Chewing gum removal is a specialist street-cleansing task, not general litter-picking. Ground-in gum needs steam or specialist chemical and mechanical methods to lift it from paving without damaging the surface, which is why most councils and Business Improvement Districts (BIDs) contract it separately from routine sweeping — either as a scheduled rolling programme or a reactive clean ahead of an event.
Why gum needs a different method to sweeping
Chewing gum bonds into porous paving and stone under repeated foot traffic, heat and UV exposure in a way general sweeping or standard jet washing will not shift. Specialist steam systems (using the same superheated, low-pressure steam principle as heritage graffiti removal) or specialist gel and solvent treatments loosen the gum so it can be scraped and lifted cleanly, without abrading the paving surface underneath.
How councils and BIDs typically contract this work
Gum removal is usually run either as a scheduled rolling programme — cleaning high streets, transport hubs or town squares zone by zone on a regular cycle — or as a reactive clean ahead of a specific event or peak footfall period. It is procured through the same routes as other street-cleansing and grounds-maintenance contracts: a local framework, direct award, or a formal public-sector procurement route. See our guides on Find a Tender and Contracts Finder for how these public-sector cleaning contracts are typically advertised and won.
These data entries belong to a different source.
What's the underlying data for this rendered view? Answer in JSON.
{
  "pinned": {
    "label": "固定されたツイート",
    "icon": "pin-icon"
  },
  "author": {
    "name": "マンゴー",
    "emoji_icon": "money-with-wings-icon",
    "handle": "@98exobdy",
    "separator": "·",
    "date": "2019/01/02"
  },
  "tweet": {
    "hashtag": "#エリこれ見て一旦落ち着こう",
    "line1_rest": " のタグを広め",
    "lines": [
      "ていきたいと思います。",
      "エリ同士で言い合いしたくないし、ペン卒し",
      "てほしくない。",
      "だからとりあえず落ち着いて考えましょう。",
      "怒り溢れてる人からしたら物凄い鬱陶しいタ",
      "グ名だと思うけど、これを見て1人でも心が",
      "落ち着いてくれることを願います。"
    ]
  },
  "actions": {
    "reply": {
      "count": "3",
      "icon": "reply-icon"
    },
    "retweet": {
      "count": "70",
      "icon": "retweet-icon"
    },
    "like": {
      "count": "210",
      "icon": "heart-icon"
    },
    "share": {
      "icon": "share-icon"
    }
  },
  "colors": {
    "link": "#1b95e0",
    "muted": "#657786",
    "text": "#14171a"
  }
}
What to specify in a gum-removal contract
A clear specification covers the treated area and frequency (for example, a monthly rolling programme by zone), the method used (steam vs chemical/gel), before-and-after photographic reporting so the work is verifiable, and how any residue or wastewater is managed on site — this can matter where local drainage rules apply.
Who this is for
Local authorities, Business Improvement Districts, shopping centres, transport operators, universities and other high-footfall public-realm sites where gum build-up is a recurring, visible problem rather than a one-off.